Indexing IM logs with Elasticsearch

    Indexing IM logs with Elasticsearch

    Remember my old project for processing instant messaging logs? Probably, because I wrote about it five years ago. Well, the project is only mostly dead, every once in a while I still oc­ca­sion­al­ly work on it.

    I mostly use it as an excuse to learn tech­nolo­gies that are used outside of the Google bubble. One thing that really impressed me with how well it works and how easy it is to set up was Elas­tic­search. Elas­tic­search is a search engine. You give it your documents and it indexes them and enables you to query them fast. There are other projects that do this for you, but ES can do scaling to multiple machines out of the box, has sane defaults for how to process text and it has many addons. One of the amazing addons, built by the same company, is Kibana, a dashboard and reporting tool, perfectly integrated with Elas­tic­search.

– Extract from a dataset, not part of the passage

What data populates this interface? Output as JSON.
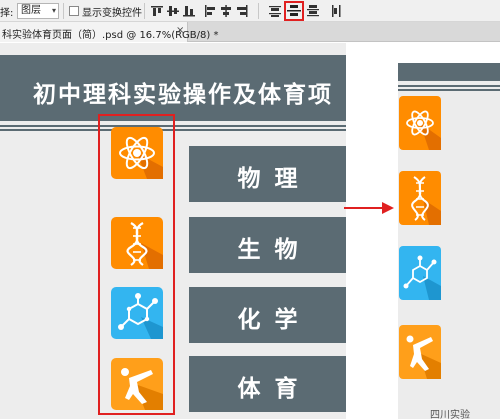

    Let's see how we can get our data into Elas­tic­search and how we can learn something from it. We're going to use the Python bindings and I assume that you have all the official packages installed. I'm going to assume that getting the data is a solved problem and we basically have an iterator that produces dic­tio­nar­ies of the following form:

    {'datetime': '2017-03-30T23:12', 'message': 'Hello there', 'contact':
    'Friend', 'sender': 'Me'}

    To add the data into Elas­tic­search, we use the following super short snippet:

    from elasticsearch import Elasticsearch
    from elasticsearch.helpers import bulk
    es = Elasticsearch()
    # Create the connection to the Elasticsearch cluster
    es = Elasticsearch(['http://elastic:changeme@localhost:9200/'])
    # Set a certain property for the message field.
    es.indices.create('chat', {"mappings" : {
        "message" : {
            "properties" : {
                    "message" : {
                        "type" : "text",
                        "fielddata": True
    # Generator that creates dictionaries of our messages and tells ES were to index
    # them
    def lines():
        for row in rows:
            d = {k: row[k] for k in row.keys()}
            d['_op_type'] = 'index'
            d['_index']= 'chat'
            d['_type']= 'message'
            yield d
    # Imports into Elasticsearch in bulk (once every 5000 messages)

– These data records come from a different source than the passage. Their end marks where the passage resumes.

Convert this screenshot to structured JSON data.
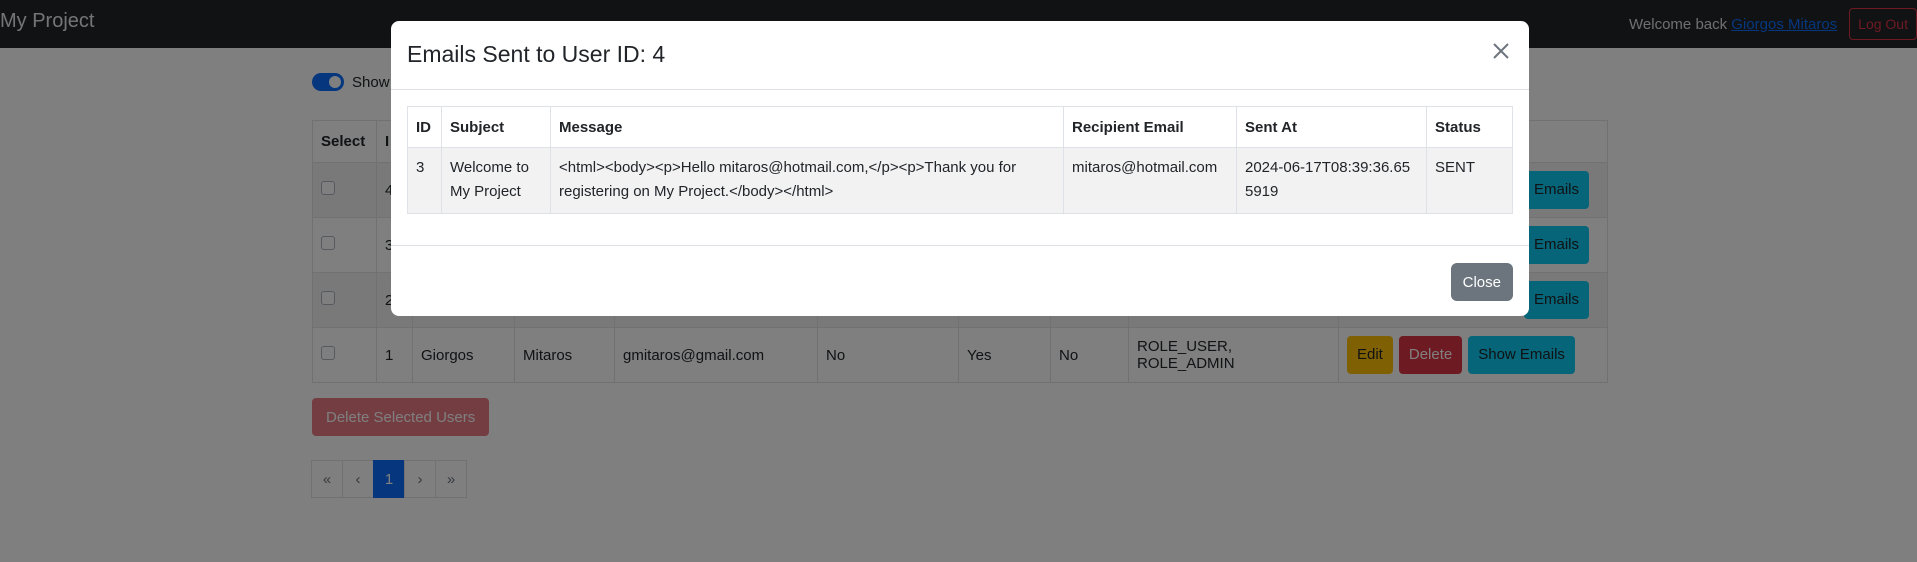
{
  "navbar": {
    "brand": "My Project",
    "welcome_text": "Welcome back",
    "user_name": "Giorgos Mitaros",
    "logout_label": "Log Out"
  },
  "page": {
    "toggle_label": "Show",
    "table": {
      "headers": [
        "Select",
        "I",
        "",
        "",
        "",
        "",
        "",
        "",
        "",
        ""
      ],
      "rows": [
        {
          "id": "4",
          "first": "",
          "last": "",
          "email": "",
          "verified": "",
          "enabled": "",
          "locked": "",
          "roles": "",
          "show_label": "Emails"
        },
        {
          "id": "3",
          "first": "",
          "last": "",
          "email": "",
          "verified": "",
          "enabled": "",
          "locked": "",
          "roles": "",
          "show_label": "Emails"
        },
        {
          "id": "2",
          "first": "",
          "last": "",
          "email": "",
          "verified": "",
          "enabled": "",
          "locked": "",
          "roles": "",
          "show_label": "Emails"
        },
        {
          "id": "1",
          "first": "Giorgos",
          "last": "Mitaros",
          "email": "gmitaros@gmail.com",
          "verified": "No",
          "enabled": "Yes",
          "locked": "No",
          "roles": "ROLE_USER, ROLE_ADMIN",
          "edit_label": "Edit",
          "delete_label": "Delete",
          "show_label": "Show Emails"
        }
      ]
    },
    "delete_selected_label": "Delete Selected Users",
    "pagination": [
      "«",
      "‹",
      "1",
      "›",
      "»"
    ]
  },
  "modal": {
    "title": "Emails Sent to User ID: 4",
    "headers": [
      "ID",
      "Subject",
      "Message",
      "Recipient Email",
      "Sent At",
      "Status"
    ],
    "rows": [
      {
        "id": "3",
        "subject": "Welcome to My Project",
        "message": "<html><body><p>Hello mitaros@hotmail.com,</p><p>Thank you for registering on My Project.</body></html>",
        "recipient": "mitaros@hotmail.com",
        "sent_at": "2024-06-17T08:39:36.655919",
        "status": "SENT"
      }
    ],
    "close_label": "Close"
  },
  "colors": {
    "navbar_bg": "#212529",
    "primary": "#0d6efd",
    "danger": "#dc3545",
    "warning": "#ffc107",
    "info": "#0dcaf0",
    "secondary": "#6c757d"
  }
}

    And that's about it. Normally, Elas­tic­search can create indexes au­to­mat­i­cal­ly when you first import something, but in our case, it has a wrong default for the message field, so we have to manually specify that it should have the fielddatasetting true.

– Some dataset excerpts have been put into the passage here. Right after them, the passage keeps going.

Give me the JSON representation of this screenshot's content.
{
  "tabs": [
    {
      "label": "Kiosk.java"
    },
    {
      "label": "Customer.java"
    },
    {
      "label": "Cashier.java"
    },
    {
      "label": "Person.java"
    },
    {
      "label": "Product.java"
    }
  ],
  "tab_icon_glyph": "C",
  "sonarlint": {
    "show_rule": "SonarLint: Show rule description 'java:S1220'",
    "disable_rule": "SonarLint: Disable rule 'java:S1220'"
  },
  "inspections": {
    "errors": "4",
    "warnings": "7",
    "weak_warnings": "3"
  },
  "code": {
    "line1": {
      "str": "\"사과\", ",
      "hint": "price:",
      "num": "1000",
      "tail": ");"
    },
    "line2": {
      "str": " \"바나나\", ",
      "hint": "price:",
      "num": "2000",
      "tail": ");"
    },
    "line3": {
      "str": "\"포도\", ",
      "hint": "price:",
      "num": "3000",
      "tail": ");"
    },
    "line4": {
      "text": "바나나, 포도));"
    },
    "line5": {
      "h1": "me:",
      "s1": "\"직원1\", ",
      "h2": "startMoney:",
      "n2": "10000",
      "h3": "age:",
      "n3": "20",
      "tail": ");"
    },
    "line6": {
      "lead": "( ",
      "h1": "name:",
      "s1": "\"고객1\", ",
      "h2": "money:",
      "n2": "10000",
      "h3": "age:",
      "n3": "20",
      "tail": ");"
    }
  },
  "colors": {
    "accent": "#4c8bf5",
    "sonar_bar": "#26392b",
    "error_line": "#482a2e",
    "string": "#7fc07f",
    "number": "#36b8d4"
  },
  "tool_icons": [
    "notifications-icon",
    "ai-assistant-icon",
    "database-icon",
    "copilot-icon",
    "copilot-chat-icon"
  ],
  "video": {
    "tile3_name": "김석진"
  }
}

    Now let's see what this gives us. We are going to start Kibana, which is the dashboard creating tool for Elas­tic­search. There we can explore our dataset and filter by everything:

    This shows you some of my dis­cus­sions with Cătălin. At the top you can see the number of messages we've had over the years. It's a partial lie: in the second half of 2015 we talked over Wire and I didn't save my dis­cus­sions from there and since the second half of 2016 we've been talking on Telegram and I haven't written the import tool for that.

    Below that you can see some of the actual messages, with all the metadata. It's quite nice to explore your data and to reminisce over old con­ver­sa­tions.

    Then we can switch to the Visualize tab and create some pretty graphs:

    This is a graph of the top 20 people I have talked with. Cătălin leads the pack, because I have been talking to him for about 9 years and then there are various friends. One thing that was surprising to me was how some people with whom I haven't talked in 3-4 years are still there, meaning that I must've talked to them a loooot before that.

    Another easy graph to make is to plot how much I've talked to my top 20 contacts over the years. As you can see, there is a lot of variation. It's hard to tell much just by eyeballing the data, but it seems that most of the time there are burst of activity with a friend and then we talk much less for a while. Maybe I should use it to decide who to talk to again. :D

    The last thing I want to show is from an addon to Elas­tic­search, called X-Pack. It's a paid addon, but it has a free 30 day trial. It has a module called Graph, where you enter certain keywords and it shows you related terms.

    To get this image, I entered Python, Ruby, cooking and Bible. As you can see, it "knows" that Python and Ruby are connected. Even more, it knows that Django is a Python framework, while Rails is a Ruby framework. PHP and Javascript are also pro­gram­ming languages, so they are part of that cluster.

    But cooking forms a different cluster, together with cleaning, which I should be doing :D

    Bible is another separate cluster, with study and reading. It figured out that I use the ESV Bible trans­la­tion. The re­la­tion­ship between study and col­lege­hu­mor is funny: I sent a certain link to many people, which was about "studying" and this confuses it into thinking the two are related. Alas, humor still beats modern AI techniques.

    Con­sid­er­ing how much effort we invested into this, it gives really good results. Of course, it's helpful that I have a lot of data from which it can learn.

    I find Elas­tic­search a great tool for quickly searching when I talked to someone about a certain topic and for doing some simple vi­su­al­iza­tions. It's super simple to use, but still powerful.